Even this spending is largely offset by provisions that will lead to further reductions in social benefits. The omnibus legislation allows states to begin kicking people off Medicaid, the joint federal-state health insurance program for the poor, as early as next April, when states can begin reviewing eligibility of recipients.

Eligibility has been frozen since the onset of the COVID-19 pandemic, but Republican-run state governments have been demanding the restoration of their power to exclude recipients from benefits based on more draconian eligibility requirements or direct funding cuts.

Despite much rhetoric to the contrary from Sanders and others, the Democratic negotiators dropped a proposal to restore the child tax credit to the levels that prevailed in 2020–2021 as part of pandemic relief. This expired in January 2022 and will not be revived because of opposition by Republicans and some right-wing Democrats such as Joe Manchin of West Virginia.

The bill would expand contributions to 401(k) plans (private retirement funds) by requiring most employers to enroll employees automatically and by providing a 50 percent federal match for the first $2,000 in contributions. This will have the effect of directing even more of workers’ earnings into the Wall Street casino, providing a new source of funding for the financial markets.

As the only legislative vehicle assured of escaping a Republican filibuster, the omnibus bill included not only the appropriations for every federal department and agency through September 30, 2023, but many other bills on issues entirely unrelated to the financing of the federal government.

The most important was a revision of the 1887 Electoral Act, the law regulating the certification of electoral votes cast in a presidential election, which was distorted by lawyers for Donald Trump to provide a legal cover for overturning his 2020 defeat.

The bill states explicitly that the vice president has only a ceremonial role in the congressional certification of electoral votes, and may not interfere by rejecting the electoral votes of any state.
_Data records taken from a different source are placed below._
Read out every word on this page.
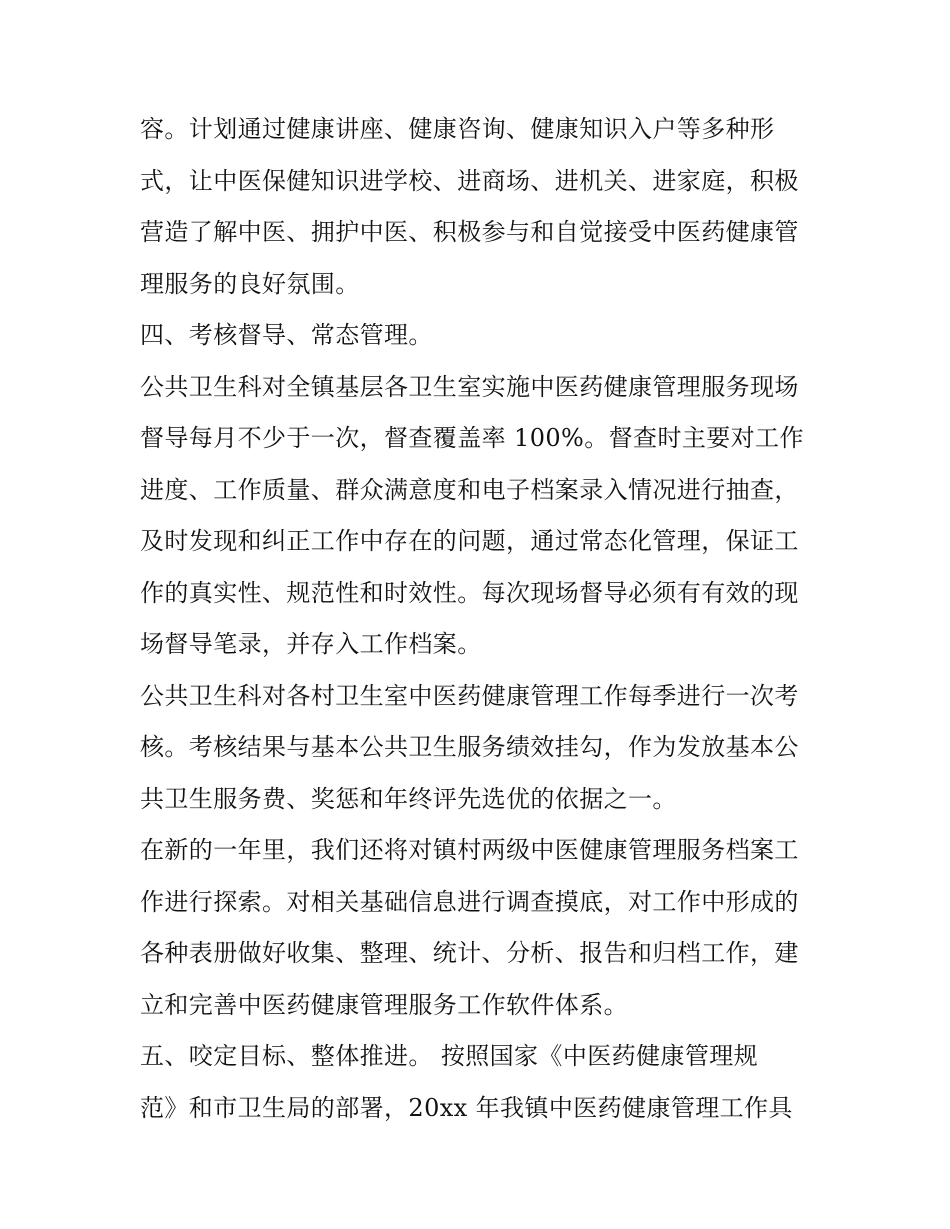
容。计划通过健康讲座、健康咨询、健康知识入户等多种形
式，让中医保健知识进学校、进商场、进机关、进家庭，积极
营造了解中医、拥护中医、积极参与和自觉接受中医药健康管
理服务的良好氛围。
四、考核督导、常态管理。
公共卫生科对全镇基层各卫生室实施中医药健康管理服务现场
督导每月不少于一次，督查覆盖率 100%。督查时主要对工作
进度、工作质量、群众满意度和电子档案录入情况进行抽查，
及时发现和纠正工作中存在的问题，通过常态化管理，保证工
作的真实性、规范性和时效性。每次现场督导必须有有效的现
场督导笔录，并存入工作档案。
公共卫生科对各村卫生室中医药健康管理工作每季进行一次考
核。考核结果与基本公共卫生服务绩效挂勾，作为发放基本公
共卫生服务费、奖惩和年终评先选优的依据之一。
在新的一年里，我们还将对镇村两级中医健康管理服务档案工
作进行探索。对相关基础信息进行调查摸底，对工作中形成的
各种表册做好收集、整理、统计、分析、报告和归档工作，建
立和完善中医药健康管理服务工作软件体系。
五、咬定目标、整体推进。 按照国家《中医药健康管理规
范》和市卫生局的部署，20xx 年我镇中医药健康管理工作具
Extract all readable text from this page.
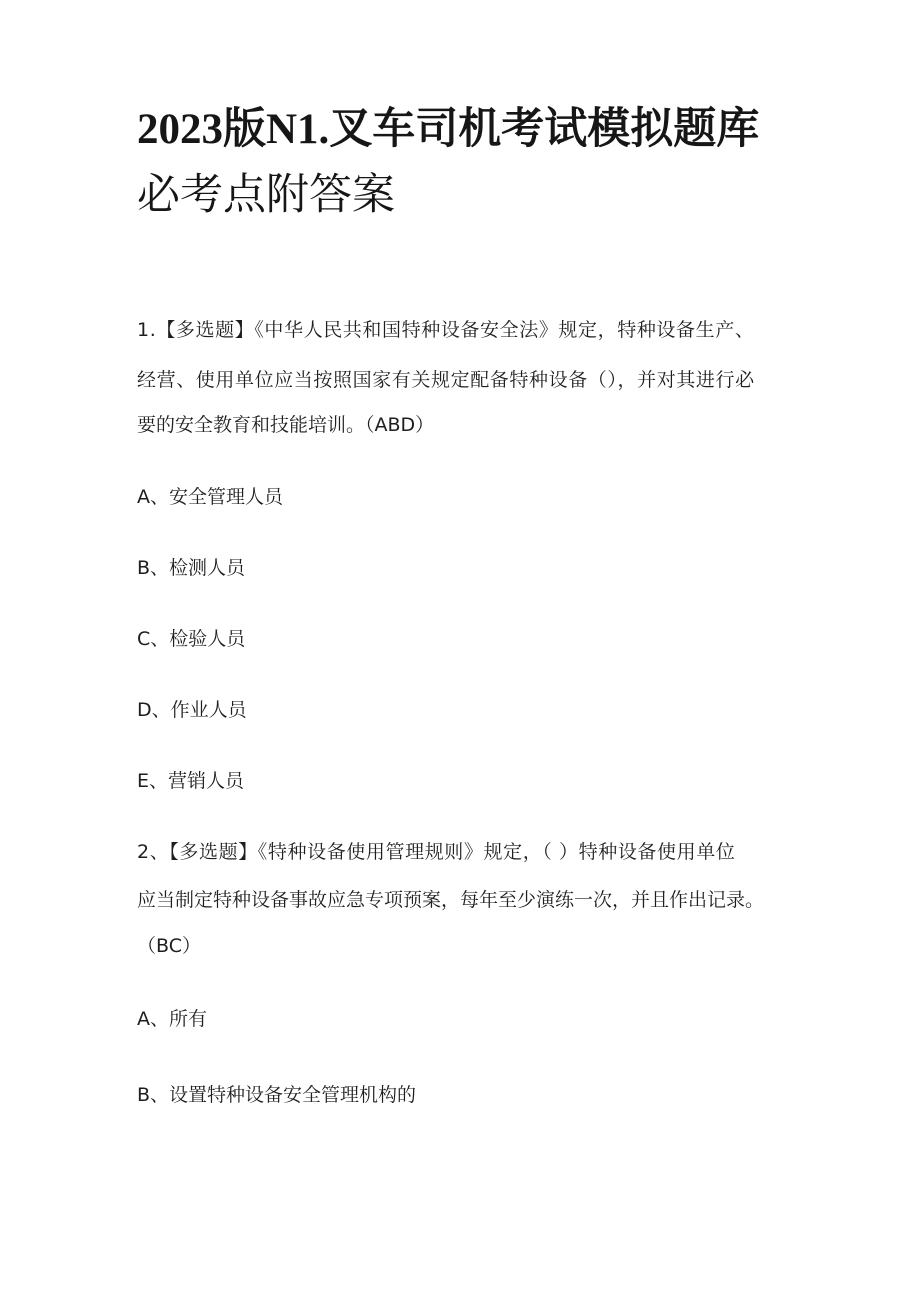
2023版N1.叉车司机考试模拟题库
必考点附答案

1.【多选题】《中华人民共和国特种设备安全法》规定，特种设备生产、

经营、使用单位应当按照国家有关规定配备特种设备（），并对其进行必

要的安全教育和技能培训。（ABD）

A、安全管理人员

B、检测人员

C、检验人员

D、作业人员

E、营销人员

2、【多选题】《特种设备使用管理规则》规定，（ ）特种设备使用单位

应当制定特种设备事故应急专项预案，每年至少演练一次，并且作出记录。

（BC）

A、所有

B、设置特种设备安全管理机构的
It also raises the number of legislators required to force a vote on certifying a state’s electors from one senator and one member of the House of Representatives to one-fifth of the members of each chamber. It also specifies that only one slate of electors, certified by the governor, shall be submitted from each state.

In an expression of the anti-China frenzy in Washington, another provision bans the Chinese-made TikTok application from all government cellphones, laptops and other electronic devices.

There are countless other special provisions inserted by senators and congressmen in response to appeals from corporate lobbyists, lubricated by lavish campaign contributions. These are small only in comparison to the $1.7 trillion total, but highly valuable to the corporate interests that promoted them.

Boeing, for example, was reprieved from a December 27 deadline to meet enhanced safety requirements on new models of its 737 MAX jets. The original model was grounded because of two disastrous crashes that killed 346 people.

Many more such provisions will be uncovered and made public as journalists and others investigate the 4,155 pages of the omnibus bill.